There’s no “Luv” lost between rapper Fat Joe and Warner Bros. Pictures.

The “What’s Luv?” emcee (he also wrote Ashanti’s bridge in the song) told IndieWire he didn’t get “a dollar” for voicing the role of Seymour in 2006 animated movie “Happy Feet.”

“I don’t know what happened with ‘Happy Feet,’” Joe (real name Joseph Antonio Cartagena) said. “I never got a dollar from ‘Happy Feet’…I never caught a dollar, a penny. I mean, it’s a good look, people loved it, but I don’t know what happened with ‘Happy Feet.’”

Bold move to (allegedly) stiff a dude who grew up in Forest Houses (a South Bronx housing project) and literally founded a group called Terror Squad. IndieWire asked a WB rep for their side of the story, but we did not immediately receive a response. It’s probably not easy to track down accounts payable ledgers from 18 years ago.

Anyway, the (alleged) open IOU probably explains why Fat Joe was replaced in “Happy Feet 2” by fellow rapper Common. Joe went on to star in — and presumably get paid for — Spike Lee’s Netflix series “She’s Gotta Have It.” Common’s own IMDb is like a mile long.

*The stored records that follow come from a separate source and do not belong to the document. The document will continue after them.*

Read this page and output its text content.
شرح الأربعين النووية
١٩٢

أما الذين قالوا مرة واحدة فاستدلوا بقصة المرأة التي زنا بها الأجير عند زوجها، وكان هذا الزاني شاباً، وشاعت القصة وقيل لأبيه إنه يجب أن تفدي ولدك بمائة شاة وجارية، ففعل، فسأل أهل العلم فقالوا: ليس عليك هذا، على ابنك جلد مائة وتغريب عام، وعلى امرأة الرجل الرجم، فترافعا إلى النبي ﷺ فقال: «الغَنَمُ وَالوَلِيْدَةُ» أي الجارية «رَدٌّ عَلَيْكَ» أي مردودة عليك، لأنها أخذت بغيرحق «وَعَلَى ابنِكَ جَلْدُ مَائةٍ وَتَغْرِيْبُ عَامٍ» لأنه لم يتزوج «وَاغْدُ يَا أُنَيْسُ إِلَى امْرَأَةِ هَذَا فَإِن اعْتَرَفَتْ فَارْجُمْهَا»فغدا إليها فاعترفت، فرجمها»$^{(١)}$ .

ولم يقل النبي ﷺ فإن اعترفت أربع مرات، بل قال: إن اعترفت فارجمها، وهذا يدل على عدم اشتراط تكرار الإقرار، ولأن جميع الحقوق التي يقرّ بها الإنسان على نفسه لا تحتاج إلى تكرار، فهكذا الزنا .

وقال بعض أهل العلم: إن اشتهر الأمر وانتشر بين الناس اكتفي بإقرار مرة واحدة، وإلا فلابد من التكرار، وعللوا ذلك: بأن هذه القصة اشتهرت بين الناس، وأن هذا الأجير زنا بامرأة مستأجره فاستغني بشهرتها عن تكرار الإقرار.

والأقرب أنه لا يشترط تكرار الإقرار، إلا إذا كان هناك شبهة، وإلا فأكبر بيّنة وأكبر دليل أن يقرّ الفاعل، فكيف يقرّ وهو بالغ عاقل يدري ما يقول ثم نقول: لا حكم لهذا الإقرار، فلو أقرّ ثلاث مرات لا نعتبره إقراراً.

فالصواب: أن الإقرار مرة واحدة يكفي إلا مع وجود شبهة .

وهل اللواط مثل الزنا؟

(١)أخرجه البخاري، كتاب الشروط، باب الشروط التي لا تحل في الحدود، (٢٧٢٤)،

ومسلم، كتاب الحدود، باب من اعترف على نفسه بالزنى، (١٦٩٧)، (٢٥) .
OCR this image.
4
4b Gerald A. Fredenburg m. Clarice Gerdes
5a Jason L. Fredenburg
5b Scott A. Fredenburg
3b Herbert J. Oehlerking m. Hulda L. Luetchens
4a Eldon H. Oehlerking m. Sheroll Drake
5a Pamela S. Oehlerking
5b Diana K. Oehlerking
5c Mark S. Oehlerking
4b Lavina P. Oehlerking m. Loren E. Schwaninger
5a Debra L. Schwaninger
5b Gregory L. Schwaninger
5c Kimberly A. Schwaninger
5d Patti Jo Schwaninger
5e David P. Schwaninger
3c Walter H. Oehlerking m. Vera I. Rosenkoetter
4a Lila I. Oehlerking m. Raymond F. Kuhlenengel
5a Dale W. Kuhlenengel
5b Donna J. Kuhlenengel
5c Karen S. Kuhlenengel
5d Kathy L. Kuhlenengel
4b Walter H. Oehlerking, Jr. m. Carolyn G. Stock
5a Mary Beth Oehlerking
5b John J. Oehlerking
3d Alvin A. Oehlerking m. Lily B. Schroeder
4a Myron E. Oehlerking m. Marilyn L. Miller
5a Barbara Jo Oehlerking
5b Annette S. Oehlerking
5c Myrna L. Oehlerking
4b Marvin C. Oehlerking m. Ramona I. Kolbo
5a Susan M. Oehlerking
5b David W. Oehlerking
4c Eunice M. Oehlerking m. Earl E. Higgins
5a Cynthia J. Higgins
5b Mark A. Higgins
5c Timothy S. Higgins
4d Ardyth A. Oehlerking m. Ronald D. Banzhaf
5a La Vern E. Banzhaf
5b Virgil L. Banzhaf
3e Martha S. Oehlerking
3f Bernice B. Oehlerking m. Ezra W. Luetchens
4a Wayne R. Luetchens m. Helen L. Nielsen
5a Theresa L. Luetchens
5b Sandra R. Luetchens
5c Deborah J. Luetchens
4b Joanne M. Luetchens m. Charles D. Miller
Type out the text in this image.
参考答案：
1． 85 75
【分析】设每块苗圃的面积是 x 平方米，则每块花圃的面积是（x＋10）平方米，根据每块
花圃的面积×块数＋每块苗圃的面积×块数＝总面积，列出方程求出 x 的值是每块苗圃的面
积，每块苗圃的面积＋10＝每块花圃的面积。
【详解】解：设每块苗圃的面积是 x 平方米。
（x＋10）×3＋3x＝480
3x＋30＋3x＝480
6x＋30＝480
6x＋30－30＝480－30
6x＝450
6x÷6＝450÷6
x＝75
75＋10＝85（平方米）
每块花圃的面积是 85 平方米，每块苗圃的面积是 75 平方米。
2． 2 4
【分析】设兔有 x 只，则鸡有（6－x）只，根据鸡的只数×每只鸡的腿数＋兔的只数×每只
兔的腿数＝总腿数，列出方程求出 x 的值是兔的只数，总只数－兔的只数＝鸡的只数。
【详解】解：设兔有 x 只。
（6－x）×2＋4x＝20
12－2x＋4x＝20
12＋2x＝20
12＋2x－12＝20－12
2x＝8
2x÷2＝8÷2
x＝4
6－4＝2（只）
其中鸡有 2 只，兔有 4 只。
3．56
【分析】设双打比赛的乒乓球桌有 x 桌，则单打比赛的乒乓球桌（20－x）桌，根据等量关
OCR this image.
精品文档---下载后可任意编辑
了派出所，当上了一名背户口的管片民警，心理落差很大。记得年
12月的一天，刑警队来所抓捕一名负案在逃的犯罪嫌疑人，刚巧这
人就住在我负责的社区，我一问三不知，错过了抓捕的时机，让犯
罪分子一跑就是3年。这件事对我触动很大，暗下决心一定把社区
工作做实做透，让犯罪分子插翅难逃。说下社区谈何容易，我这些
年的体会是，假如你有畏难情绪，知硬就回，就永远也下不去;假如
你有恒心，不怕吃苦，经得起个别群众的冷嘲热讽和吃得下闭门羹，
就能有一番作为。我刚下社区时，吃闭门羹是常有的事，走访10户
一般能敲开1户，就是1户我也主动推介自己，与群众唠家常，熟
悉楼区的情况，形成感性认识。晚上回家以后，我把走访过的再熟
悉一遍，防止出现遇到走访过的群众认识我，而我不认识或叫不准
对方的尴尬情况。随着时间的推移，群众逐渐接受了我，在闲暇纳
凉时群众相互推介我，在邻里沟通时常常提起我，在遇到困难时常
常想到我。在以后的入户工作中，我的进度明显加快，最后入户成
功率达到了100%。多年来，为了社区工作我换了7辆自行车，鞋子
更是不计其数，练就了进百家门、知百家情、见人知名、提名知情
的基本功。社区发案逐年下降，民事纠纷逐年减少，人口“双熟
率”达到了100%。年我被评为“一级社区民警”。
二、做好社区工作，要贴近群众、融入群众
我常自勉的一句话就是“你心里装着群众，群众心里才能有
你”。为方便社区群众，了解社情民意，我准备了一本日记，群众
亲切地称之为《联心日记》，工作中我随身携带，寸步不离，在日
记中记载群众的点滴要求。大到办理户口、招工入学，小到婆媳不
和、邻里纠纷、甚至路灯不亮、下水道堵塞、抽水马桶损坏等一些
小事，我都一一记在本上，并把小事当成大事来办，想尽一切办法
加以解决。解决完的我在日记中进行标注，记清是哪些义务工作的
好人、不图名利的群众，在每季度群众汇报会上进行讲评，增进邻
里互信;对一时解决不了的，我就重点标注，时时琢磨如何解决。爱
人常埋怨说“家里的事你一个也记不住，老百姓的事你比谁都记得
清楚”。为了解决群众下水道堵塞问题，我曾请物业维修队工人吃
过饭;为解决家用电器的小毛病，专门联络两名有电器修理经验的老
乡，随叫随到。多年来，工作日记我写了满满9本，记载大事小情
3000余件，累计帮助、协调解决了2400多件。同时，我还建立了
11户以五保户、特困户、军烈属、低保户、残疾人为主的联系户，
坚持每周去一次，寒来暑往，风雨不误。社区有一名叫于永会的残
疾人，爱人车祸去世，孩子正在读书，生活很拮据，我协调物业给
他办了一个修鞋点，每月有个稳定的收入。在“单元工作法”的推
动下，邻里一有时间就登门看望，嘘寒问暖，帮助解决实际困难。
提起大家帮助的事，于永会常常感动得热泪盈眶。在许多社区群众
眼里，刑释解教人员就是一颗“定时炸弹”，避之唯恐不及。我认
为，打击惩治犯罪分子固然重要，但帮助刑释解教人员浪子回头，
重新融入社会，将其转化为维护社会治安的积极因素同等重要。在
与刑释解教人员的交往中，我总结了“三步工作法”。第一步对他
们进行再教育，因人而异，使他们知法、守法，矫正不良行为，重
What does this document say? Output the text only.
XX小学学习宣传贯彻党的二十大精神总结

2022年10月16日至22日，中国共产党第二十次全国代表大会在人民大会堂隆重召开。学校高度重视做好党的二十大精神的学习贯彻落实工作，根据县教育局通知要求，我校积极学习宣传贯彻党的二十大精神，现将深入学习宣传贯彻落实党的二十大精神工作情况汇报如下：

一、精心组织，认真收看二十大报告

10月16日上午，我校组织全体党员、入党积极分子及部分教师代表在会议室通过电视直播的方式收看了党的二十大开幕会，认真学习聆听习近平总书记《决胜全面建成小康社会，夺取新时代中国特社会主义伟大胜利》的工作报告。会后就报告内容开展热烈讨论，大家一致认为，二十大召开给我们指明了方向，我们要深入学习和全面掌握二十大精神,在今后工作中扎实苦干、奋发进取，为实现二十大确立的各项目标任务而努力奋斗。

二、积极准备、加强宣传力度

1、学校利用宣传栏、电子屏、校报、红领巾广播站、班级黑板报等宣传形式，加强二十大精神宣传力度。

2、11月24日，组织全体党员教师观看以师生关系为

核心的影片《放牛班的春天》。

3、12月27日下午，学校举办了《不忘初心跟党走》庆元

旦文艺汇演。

Whatever, there are more deals to be made — like the one Joe now has with Starz for his new talk show, “Fat Joe Talks,” which premieres on Friday. The Bronx native’s first guest on the first-ever Starz talk show is Staten Island’s own Method Man (real name Cliff Smith) of the Wu-Tang Clan — and of Starz series “Power Book II: Ghost.”

Fat Joe fans know he’s a storyteller — and not just in music. Cartagena, now 53, is simply a talker, one with a reputation for being way more open and honest than your average rapper. It’s why he’s a great interview — and as Starz hopes, a great interview-er.

Joe credits “getting older and getting comfortable” with his “true self” is what brought him to this place. Mean-mugging is out and smiling for the cameras is in. He took to heart what his buddy Dre (from producer/songwriting duo Cool & Dre) told him years ago: “Everybody likes a funny gangster.”

It’s true, and now Starz has (at least) two of those.

Starz, first launched in 1994 as an HBO-like (HBO-light might be more accurate) movie channel, is now seen by many as Curtis “50 Cent” Jackson’s playground. (There’s also “Outlander,” but that’s not huge in the hip-hop community, and we have a point here.)

A dozen years ago, it would have been a dangerous place for both rappers to coexist. Fat Joe and 50 Cent had serious, serious beef, which came to a head at the 2005 MTV Video Music Awards (VMAs).

(The short version: 50 Cent and another rapper Ja Rule, a regular collaborator of Fat Joe’s, had serious problems stemming from a member of 50’s crew supposedly robbing Ja Rule. At one point, a member of Ja Rule’s entourage, Black Child, stabbed 50 Cent. 50 and Joe then had a run-in at the VMAs, and yeah, it was a whole thing. Joe has said the bad publicity cost him a $20 million Nike deal.)

POWER, standing: Curtis '50 Cent' Jackson, (Season 4, 2017). ph: Myles Aronowitz/© Starz!/courtesy Everett Collection
‘Power,’ Curtis ’50 Cent’ Jackson, (Season 4, 2017). ph: Myles Aronowitz/© Starz!/courtesy Everett Collection©Starz! Movie Channel / Everett Collection

Today, it’s a completely different story.

“Me and 50 — we’re family, we’re cool,” Joe said. “If a song comes up where I dissed him or he dissed me, I don’t even like to hear it no more. Once you’re in the chamber of family — I don’t even want to reflect back to that. Starz is definitely the house that 50 built, and so I’m getting my feet wet.”

“He’s happy for me. We talked about it,” he continued. “I always say that 50 should be studied in colleges. He should be studied. This is the guy who came from the block, the bully, the this, the that — now he’s in film…he’s unstoppable.”

Swap Cartagena’s Bronx for Jackson’s Queens, and their evolutions are almost identical.

It took Cartagena a few years longer to get here, but it wasn’t supposed to take this long. In a 2023 Hot 97 radio interview, Joe said he had a major deal lined up for a music-competition show a la “American Idol” (and “The Voice” and all the many failed iterations). The deal would have brought Joe “I-don’t-give-a-fuck” money, he told the radio show. But a day after nearly fainting over the financial details, as Joe has recollected, the lead producer in the deal, Harvey Weinstein, got his comeuppance.

“That deal was worth hundreds of millions of dollars,” Cartagena, who said he was to have partial ownership of the series, told IndieWire.

“Next thing I know, I look at the news — I’m fucked!” he said.

“Fat Joe Talks” premiered at midnight on the Starz app and will first air on the Starz cable channel at 10 p.m. tonight.